PFEIFFER: Within days, the birds had pecked off all five of the researchers' GPS devices.

POTVIN: We were devastated, but at the same time, we knew that we were watching something that was different.

SHAPIRO: Writing in the journal Australian Field Ornithology, Potvin's team says the magpies were using cooperative behavior and some degree of problem-solving to pull this off.

POTVIN: The bird helping out didn't have a tracker, so it was not a case of, you scratch my back; I'll scratch yours. It was completely altruistic. They weren't getting anything in return, really.

SIMONE PIKA: I think we have to be a bit careful with the interpretation. It could be indeed, yeah, this is cooperative behavior. It could be it's altruistic behavior.

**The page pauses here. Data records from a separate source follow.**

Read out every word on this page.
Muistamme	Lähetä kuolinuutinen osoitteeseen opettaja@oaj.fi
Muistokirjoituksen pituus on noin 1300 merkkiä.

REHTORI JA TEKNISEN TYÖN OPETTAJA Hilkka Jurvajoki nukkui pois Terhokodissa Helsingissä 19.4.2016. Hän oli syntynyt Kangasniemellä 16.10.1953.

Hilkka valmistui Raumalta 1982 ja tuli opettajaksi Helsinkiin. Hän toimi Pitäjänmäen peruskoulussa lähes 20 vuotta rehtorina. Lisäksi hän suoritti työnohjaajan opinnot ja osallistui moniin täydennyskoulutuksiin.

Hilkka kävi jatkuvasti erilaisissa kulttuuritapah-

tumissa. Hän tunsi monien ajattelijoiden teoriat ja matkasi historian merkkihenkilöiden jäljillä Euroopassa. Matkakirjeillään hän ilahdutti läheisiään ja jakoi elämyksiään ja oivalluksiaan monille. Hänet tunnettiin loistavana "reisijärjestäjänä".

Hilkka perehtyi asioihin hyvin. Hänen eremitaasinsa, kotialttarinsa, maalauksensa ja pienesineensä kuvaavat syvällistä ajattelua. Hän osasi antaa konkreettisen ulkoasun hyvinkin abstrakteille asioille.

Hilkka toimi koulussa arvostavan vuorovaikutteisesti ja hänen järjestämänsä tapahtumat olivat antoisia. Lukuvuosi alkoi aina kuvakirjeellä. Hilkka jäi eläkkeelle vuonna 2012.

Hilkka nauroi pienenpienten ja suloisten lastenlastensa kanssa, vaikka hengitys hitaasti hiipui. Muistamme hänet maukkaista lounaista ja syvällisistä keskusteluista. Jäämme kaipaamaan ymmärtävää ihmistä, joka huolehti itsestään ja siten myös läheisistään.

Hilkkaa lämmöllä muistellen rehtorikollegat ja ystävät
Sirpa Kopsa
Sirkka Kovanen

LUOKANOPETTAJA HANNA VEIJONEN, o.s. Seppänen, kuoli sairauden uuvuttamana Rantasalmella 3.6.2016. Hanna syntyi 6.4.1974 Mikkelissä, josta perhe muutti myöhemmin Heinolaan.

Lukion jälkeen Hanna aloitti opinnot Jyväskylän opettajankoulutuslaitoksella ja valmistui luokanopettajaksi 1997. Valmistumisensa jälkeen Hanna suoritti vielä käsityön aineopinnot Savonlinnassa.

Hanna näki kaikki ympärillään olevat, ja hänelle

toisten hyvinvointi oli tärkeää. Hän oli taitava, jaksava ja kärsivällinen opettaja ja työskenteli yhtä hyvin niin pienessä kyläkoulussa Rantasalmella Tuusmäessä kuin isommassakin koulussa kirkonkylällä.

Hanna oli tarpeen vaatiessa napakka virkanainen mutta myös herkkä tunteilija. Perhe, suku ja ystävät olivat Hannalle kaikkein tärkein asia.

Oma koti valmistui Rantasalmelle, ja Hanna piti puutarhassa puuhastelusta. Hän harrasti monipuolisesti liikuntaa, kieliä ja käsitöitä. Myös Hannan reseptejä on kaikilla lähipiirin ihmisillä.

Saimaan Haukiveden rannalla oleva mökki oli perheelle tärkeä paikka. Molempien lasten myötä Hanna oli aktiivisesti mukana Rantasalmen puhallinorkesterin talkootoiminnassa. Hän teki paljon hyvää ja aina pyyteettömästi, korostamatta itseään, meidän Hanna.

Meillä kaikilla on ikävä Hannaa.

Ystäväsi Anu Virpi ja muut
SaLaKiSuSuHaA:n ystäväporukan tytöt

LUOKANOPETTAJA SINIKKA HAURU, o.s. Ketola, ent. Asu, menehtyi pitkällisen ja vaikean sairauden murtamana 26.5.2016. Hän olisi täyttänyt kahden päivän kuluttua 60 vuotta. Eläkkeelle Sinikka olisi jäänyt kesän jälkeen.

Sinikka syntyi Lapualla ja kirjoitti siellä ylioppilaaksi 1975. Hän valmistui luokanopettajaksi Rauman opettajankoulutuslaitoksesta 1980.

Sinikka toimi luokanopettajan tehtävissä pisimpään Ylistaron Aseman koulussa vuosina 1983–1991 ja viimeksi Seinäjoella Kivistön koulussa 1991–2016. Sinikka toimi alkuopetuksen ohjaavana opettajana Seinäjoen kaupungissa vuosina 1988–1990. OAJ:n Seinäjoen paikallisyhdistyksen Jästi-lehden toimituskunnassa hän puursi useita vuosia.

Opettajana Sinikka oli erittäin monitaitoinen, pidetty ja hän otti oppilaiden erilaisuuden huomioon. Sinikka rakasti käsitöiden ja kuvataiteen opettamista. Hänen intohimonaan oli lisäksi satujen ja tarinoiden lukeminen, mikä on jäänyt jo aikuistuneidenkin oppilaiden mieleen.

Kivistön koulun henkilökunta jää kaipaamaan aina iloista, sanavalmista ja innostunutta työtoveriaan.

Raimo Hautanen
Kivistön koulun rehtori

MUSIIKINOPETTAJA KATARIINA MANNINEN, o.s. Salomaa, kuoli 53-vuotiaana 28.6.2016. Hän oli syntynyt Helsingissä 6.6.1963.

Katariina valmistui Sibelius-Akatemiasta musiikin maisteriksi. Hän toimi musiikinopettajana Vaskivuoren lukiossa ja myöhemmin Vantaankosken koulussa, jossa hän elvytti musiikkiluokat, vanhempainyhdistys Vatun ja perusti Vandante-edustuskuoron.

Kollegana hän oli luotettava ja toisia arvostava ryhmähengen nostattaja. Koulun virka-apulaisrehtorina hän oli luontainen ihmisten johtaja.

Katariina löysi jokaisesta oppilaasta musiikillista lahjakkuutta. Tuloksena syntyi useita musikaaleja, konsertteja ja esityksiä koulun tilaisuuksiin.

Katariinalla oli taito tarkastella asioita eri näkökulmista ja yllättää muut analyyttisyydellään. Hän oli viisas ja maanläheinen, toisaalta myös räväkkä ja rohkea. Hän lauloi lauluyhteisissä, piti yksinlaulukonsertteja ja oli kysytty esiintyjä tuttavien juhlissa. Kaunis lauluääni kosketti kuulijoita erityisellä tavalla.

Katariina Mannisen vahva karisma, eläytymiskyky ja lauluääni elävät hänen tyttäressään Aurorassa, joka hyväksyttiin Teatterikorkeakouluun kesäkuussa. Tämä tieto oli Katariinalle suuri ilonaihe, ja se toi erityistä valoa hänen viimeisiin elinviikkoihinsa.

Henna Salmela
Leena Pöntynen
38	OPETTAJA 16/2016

PFEIFFER: Simone Pika is a cognitive biologist at the University of Osnabruck in Germany. She was intrigued by the results but cautions there could be a simpler answer.

PIKA: It could just be that the birds themselves - they are attracted of the object. And so they try to go for it. They go after the harness. They pick around, and then they manage to get rid of the harness. And it has nothing to do that they really want to help the other individual.

PFEIFFER: Dominique Potvin in Australia says further work could tease apart what the birds' motivation is and if it's truly altruism at play.

SHAPIRO: But the study made one thing clear. The magpies do not like these tracker harnesses. So Potvin says they won't use them again in magpies, at least.

POTVIN: We would really love to continue with our cool technology, though, and test it out. So we're looking at some species of lizard that we might put a tracker on, and they won't cooperate to take them off. No offense to lizards - I love them, but they're just not as smart as magpies.